Acteal, en estos días, ha provocado tantas palabras –las más en repudio de la actuación de la Suprema Corte de Justicia–, que nada nuevo pretendo decir ahora. Así suele sucedernos, ante las conmociones necesitamos hablar, hay un algo que lo exige aunque el qué y el para qué no queden claros. Son las lealtades quizá, ésas que se van acumulando revueltas con los sueños y las amistades profundas. Son, tal vez, los antiguos sentimientos que reviven dentro sin expresiones conceptuales precisas porque ellas nunca logran expresar cabalmente lo profundo. Son, a lo mejor, los impactos que nos han transformado, impactos del amor o del dolor, de la injusticia, del otro o de los otros tan golpeados, tan ofendidos, que alguna vez no nos dejaron ser como éramos. Que sean lealtades, sentimientos o impactos es lo de menos, de cualquier modo son huellas gratuitas que nos deja la vida, ofrecidas como un don por los vejados, los pobres, los desdeñados. Y como al fin de las cuentas son esas huellas las que terminan dando sentido y rumbo a nuestra propia vida, son las que nos urgen a clamar ante el horror del poderoso sobre el menospreciado. Me voy, así, a los recuerdos de algunas huellas que me ayudan a decir lo que necesito detestar ahora.
Hace cinco años, en este mismo espacio, evoqué lo que ahora retomo: una plática en la selva chiapaneca. Fue unos meses después de Acteal. El motivo del encuentro era otro, pero yo traía una preocupación pendiente.

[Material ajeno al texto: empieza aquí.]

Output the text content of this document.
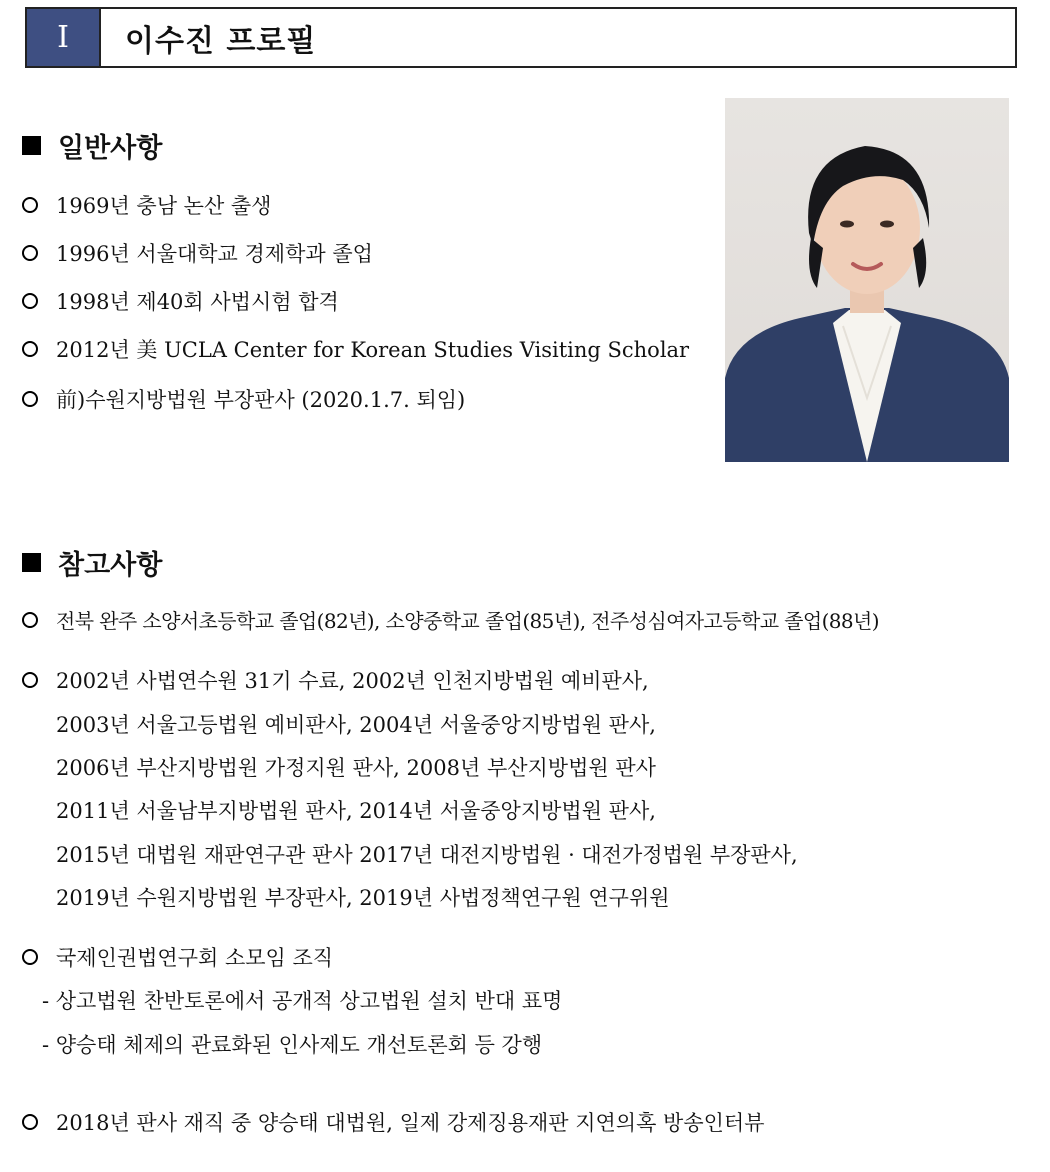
Ⅰ	이수진 프로필
일반사항
1969년 충남 논산 출생
1996년 서울대학교 경제학과 졸업
1998년 제40회 사법시험 합격
2012년 美 UCLA Center for Korean Studies Visiting Scholar
前)수원지방법원 부장판사 (2020.1.7. 퇴임)
참고사항
전북 완주 소양서초등학교 졸업(82년), 소양중학교 졸업(85년), 전주성심여자고등학교 졸업(88년)
2002년 사법연수원 31기 수료, 2002년 인천지방법원 예비판사,
2003년 서울고등법원 예비판사, 2004년 서울중앙지방법원 판사,
2006년 부산지방법원 가정지원 판사, 2008년 부산지방법원 판사
2011년 서울남부지방법원 판사, 2014년 서울중앙지방법원 판사,
2015년 대법원 재판연구관 판사 2017년 대전지방법원 · 대전가정법원 부장판사,
2019년 수원지방법원 부장판사, 2019년 사법정책연구원 연구위원
국제인권법연구회 소모임 조직
- 상고법원 찬반토론에서 공개적 상고법원 설치 반대 표명
- 양승태 체제의 관료화된 인사제도 개선토론회 등 강행
2018년 판사 재직 중 양승태 대법원, 일제 강제징용재판 지연의혹 방송인터뷰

Le pregunté al comandante Tacho cómo estaban, qué cambios del corazón les había traído Acteal. Me miró sorprendido y dijo, como solía decirme: don Ricardo, pero si eso ya lo habíamos hablado tú y yo, ya lo sabíamos
. Y luego retomamos sus opciones zapatistas sobre la vida y la muerte, el ya estamos muertos
tan sabido, sobre las provocaciones que montarían los gobiernos, sobre la necesidad de no caer en ellas y de cómo habría que resistir con lucidez y paz a la violencia gubernamental.

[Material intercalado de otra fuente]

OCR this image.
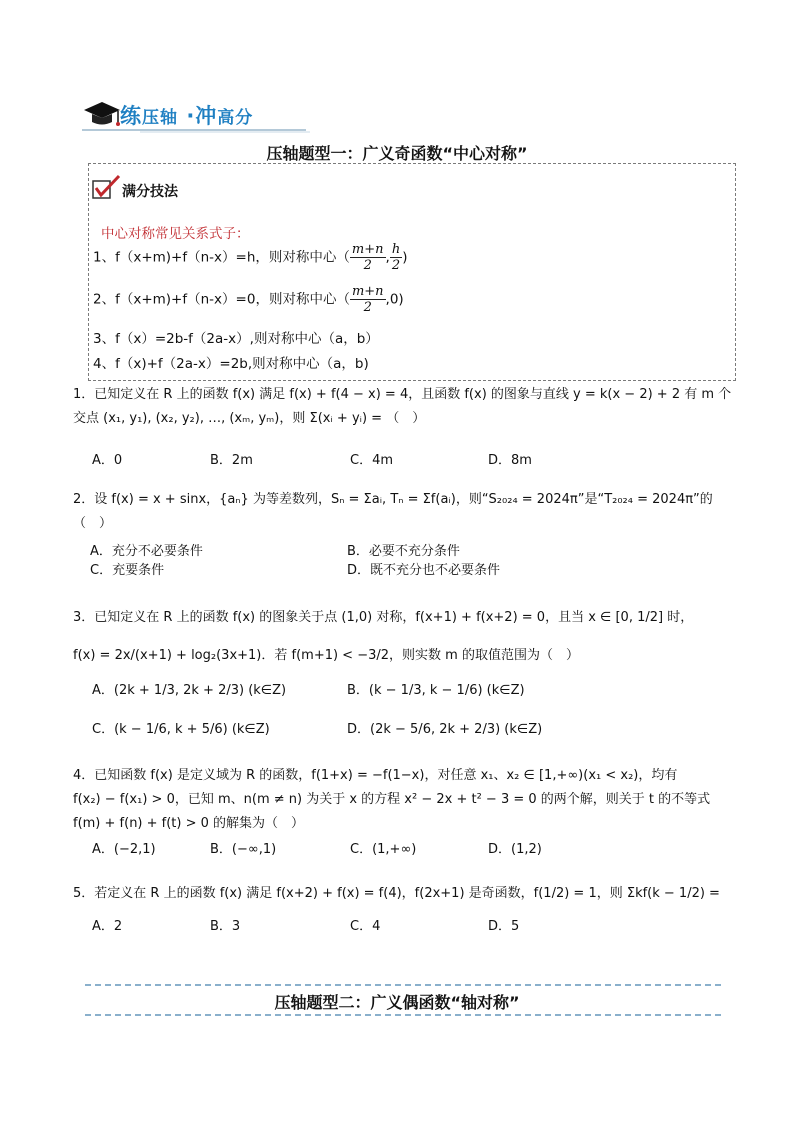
练压轴 ·冲高分
压轴题型一：广义奇函数“中心对称”
满分技法
中心对称常见关系式子：
1、f（x+m)+f（n-x）=h，则对称中心（ $\frac{m+n}{2}$ , $\frac{h}{2}$ )
2、f（x+m)+f（n-x）=0，则对称中心（ $\frac{m+n}{2} ,0$)
3、f（x）=2b-f（2a-x）,则对称中心（a，b）
4、f（x)+f（2a-x）=2b,则对称中心（a，b)
1．已知定义在 R 上的函数 f(x) 满足 f(x) + f(4 − x) = 4，且函数 f(x) 的图象与直线 y = k(x − 2) + 2 有 m 个
交点 (x₁, y₁), (x₂, y₂), …, (xₘ, yₘ)，则 Σ(xᵢ + yᵢ) = （　）
A．0	B．2m	C．4m	D．8m
2．设 f(x) = x + sinx，{aₙ} 为等差数列，Sₙ = Σaᵢ, Tₙ = Σf(aᵢ)，则“S₂₀₂₄ = 2024π”是“T₂₀₂₄ = 2024π”的
（　）
A．充分不必要条件	B．必要不充分条件
C．充要条件	D．既不充分也不必要条件
3．已知定义在 R 上的函数 f(x) 的图象关于点 (1,0) 对称，f(x+1) + f(x+2) = 0，且当 x ∈ [0, 1/2] 时，
f(x) = 2x/(x+1) + log₂(3x+1)．若 f(m+1) < −3/2，则实数 m 的取值范围为（　）
A．(2k + 1/3, 2k + 2/3) (k∈Z)	B．(k − 1/3, k − 1/6) (k∈Z)
C．(k − 1/6, k + 5/6) (k∈Z)	D．(2k − 5/6, 2k + 2/3) (k∈Z)
4．已知函数 f(x) 是定义域为 R 的函数，f(1+x) = −f(1−x)，对任意 x₁、x₂ ∈ [1,+∞)(x₁ < x₂)，均有
f(x₂) − f(x₁) > 0，已知 m、n(m ≠ n) 为关于 x 的方程 x² − 2x + t² − 3 = 0 的两个解，则关于 t 的不等式
f(m) + f(n) + f(t) > 0 的解集为（　）
A．(−2,1)	B．(−∞,1)	C．(1,+∞)	D．(1,2)
5．若定义在 R 上的函数 f(x) 满足 f(x+2) + f(x) = f(4)，f(2x+1) 是奇函数，f(1/2) = 1，则 Σkf(k − 1/2) =
A．2	B．3	C．4	D．5
压轴题型二：广义偶函数“轴对称”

Años antes, el día de las únicas firmas que hubo en San Andrés, las luego perjuradas por los tres poderes, teníamos esa misma sensación de ver venir lo que ya nos sabíamos. Lo dijeron los comandantes con palabras cercanas a éstas: Hasta ahora los acuerdos son sólo papel, a ver si ahora sí cumplen, porque siempre nos han engañado, nos han mentido. En entrevistas al día siguiente, varios de los asesores decíamos lo mismo. Ésa había sido nuestra experiencia, no habíamos vivido un diálogo, sino una faceta diferente de la misma guerra de baja intensidad, decíamos. Ya lo sabíamos, aunque preferíamos pensar en la inesperable esperanza. Años después las Cámaras aprobaron una ley diciendo que así cumplían. Mentían de nuevo, y ya lo sabíamos desde antes de conocer la iniciativa de tal ley.
Ahora, ya sabíamos que con su larga trayectoria de acomodos jurídicos, la Suprema Corte de Justicia se vería una vez más en su espejo con su sonrisa de quien complace al poder. Lo ya sabido no provoca sorpresa ni decepción siquiera. Duele, avergüenza y nos deja cada vez más escépticos ante las autoridades. Nada más.
Hemos ido comprobando en numerables atropellos a los derechos indígenas que siempre existe la duda jurídica, si no, los casos no llegarían ni al juez. La duda puede serlo de verdad o puede ser fingida buscando algún resquicio legal que permita sacar algún provecho.
La justicia en México suele cantearse, con impresionante frecuencia, hacia el que tiene y puede. Quedan casos que no enlisto por fatiga y sólo ejemplifico. Están las controversias constitucionales, los casos de Atenco, Oaxaca y Puebla, los ecologistas muertos o presos de conciencia, las gastritis múltiples y multisomáticas, cobijando violaciones; los luchadores sociales criminalizados. Están los despojos para el turismo, las minas, la energía, los bosques, las aguas, y cualquier proyecto que conlleve inversiones y lucro. Están los funcionarios cupulares culpables e impunes, siguiendo en su gremio las leyes del narco: si estás más abajo cargas con el riesgo de perderlo todo y de ser chivo expiatorio, y mientras más arriba estés, eres más intocable.
La Corte tenía que colocar y soldar el siguiente eslabón de una cadena de injusticias de casi 12 años, extender cartas de impunidad a los que convenía que las recibieran, liberar de ese peso a las actuales y antiguas autoridades, abrir los espacios para el libre comercio de lo que los indios son y tienen, y para ello atemorizar, amenazar y humillar tácitamente. Tenía que dar el golpe y esconder la mano. Ya lo sabíamos.